To be clear, Active PF Power Supplies need a pure sine wave UPS.
I need something which will shut down my computer when power dissapears. I mean slowly shut it down gradually instead of sudden voltage/power drop from all components.
I've been told that "smart" upses do this. Is that true and what alternative i have?
Thanks. By the way can you tell me what do active PFC PSU actually do?
Active PFC is a circuit within the PSU that continuously makes the PSU appear as close as possible to a pure resistive load to the power utility's power grid no matter what the load on the PSU. A pure resistive load has a power factor of 1.0.
With no PFC the PSU appears as a reactive load (i.e. a power factor of less than 1.0) to the power utility's power grid.
Utilities charge customers more if those customers' load on the power grid has a power factor below 0.9 because it has an adverse effect on power transmission efficiency. For example, the power utility will place a bank of capacitors outside of a large industrial customer that has a power factor below the threshold to correct the power factor back up to 1.0.
I need something which will shut down my computer when power dissapears. I mean slowly shut it down gradually instead of sudden voltage/power drop from all components.

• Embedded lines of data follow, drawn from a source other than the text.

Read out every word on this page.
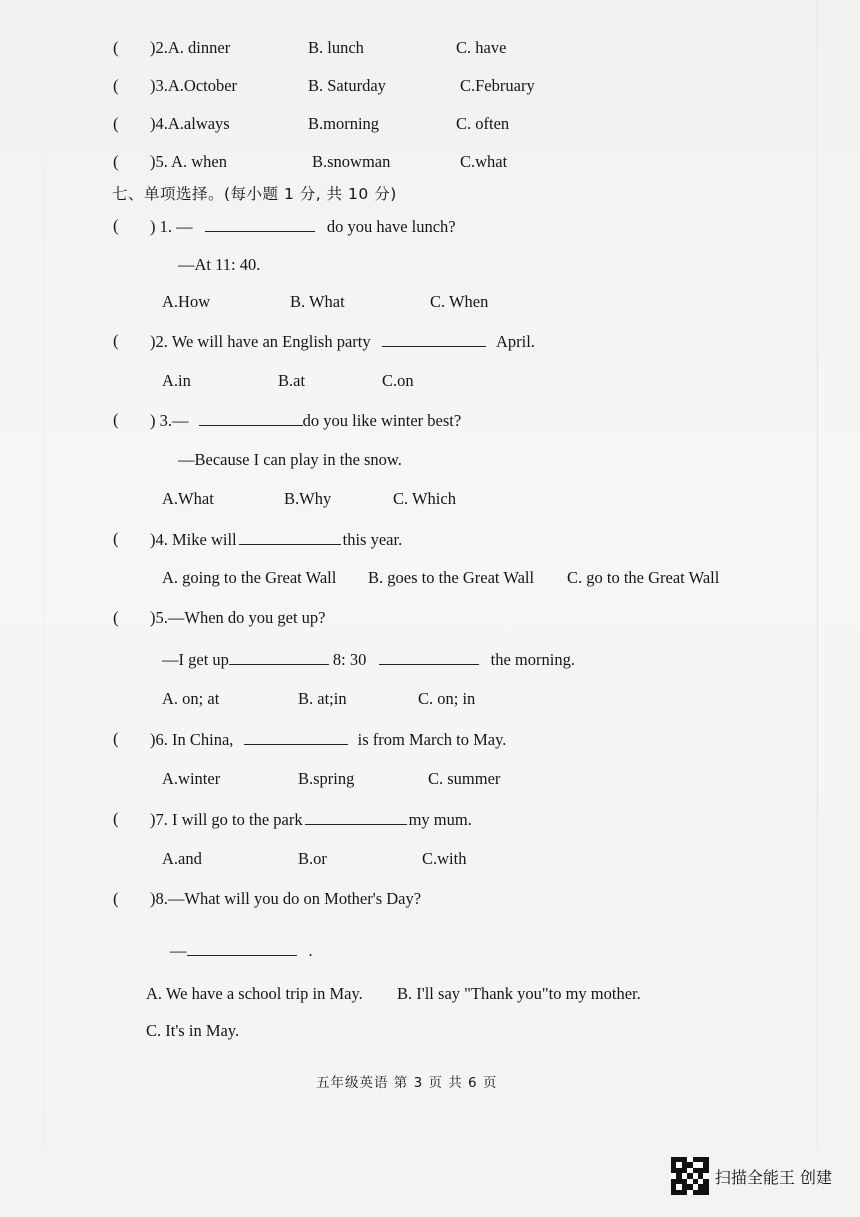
( )2.A. dinner	B. lunch	C. have
( )3.A.October	B. Saturday	C.February
( )4.A.always	B.morning	C. often
( )5. A. when	B.snowman	C.what
七、单项选择。(每小题 1 分, 共 10 分)
( ) 1. —	do you have lunch?
—At 11: 40.
A.How	B. What	C. When
( )2. We will have an English party	April.
A.in	B.at	C.on
( ) 3.—	do you like winter best?
—Because I can play in the snow.
A.What	B.Why	C. Which
( )4. Mike will	this year.
A. going to the Great Wall B. goes to the Great Wall C. go to the Great Wall
( )5.—When do you get up?
—I get up	8: 30	the morning.
A. on; at	B. at;in	C. on; in
( )6. In China,	is from March to May.
A.winter	B.spring	C. summer
( )7. I will go to the park	my mum.
A.and	B.or	C.with
( )8.—What will you do on Mother's Day?
—	.
A. We have a school trip in May. B. I'll say "Thank you"to my mother.
C. It's in May.
五年级英语 第 3 页 共 6 页
扫描全能王 创建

I've been told that "smart" upses do this. Is that true and what alternative i have?
If you get at least a line interactive UPS with a communication cable to the PC along with the appropriate UPS software utility you can set the software utility to trigger an orderly shutdown of the system when a specific amount of battery runtime capacity remains in the UPS so you don't completely drain the batteries in the UPS.
For home use there is no alternative unless your home has its own UPS and backup generator.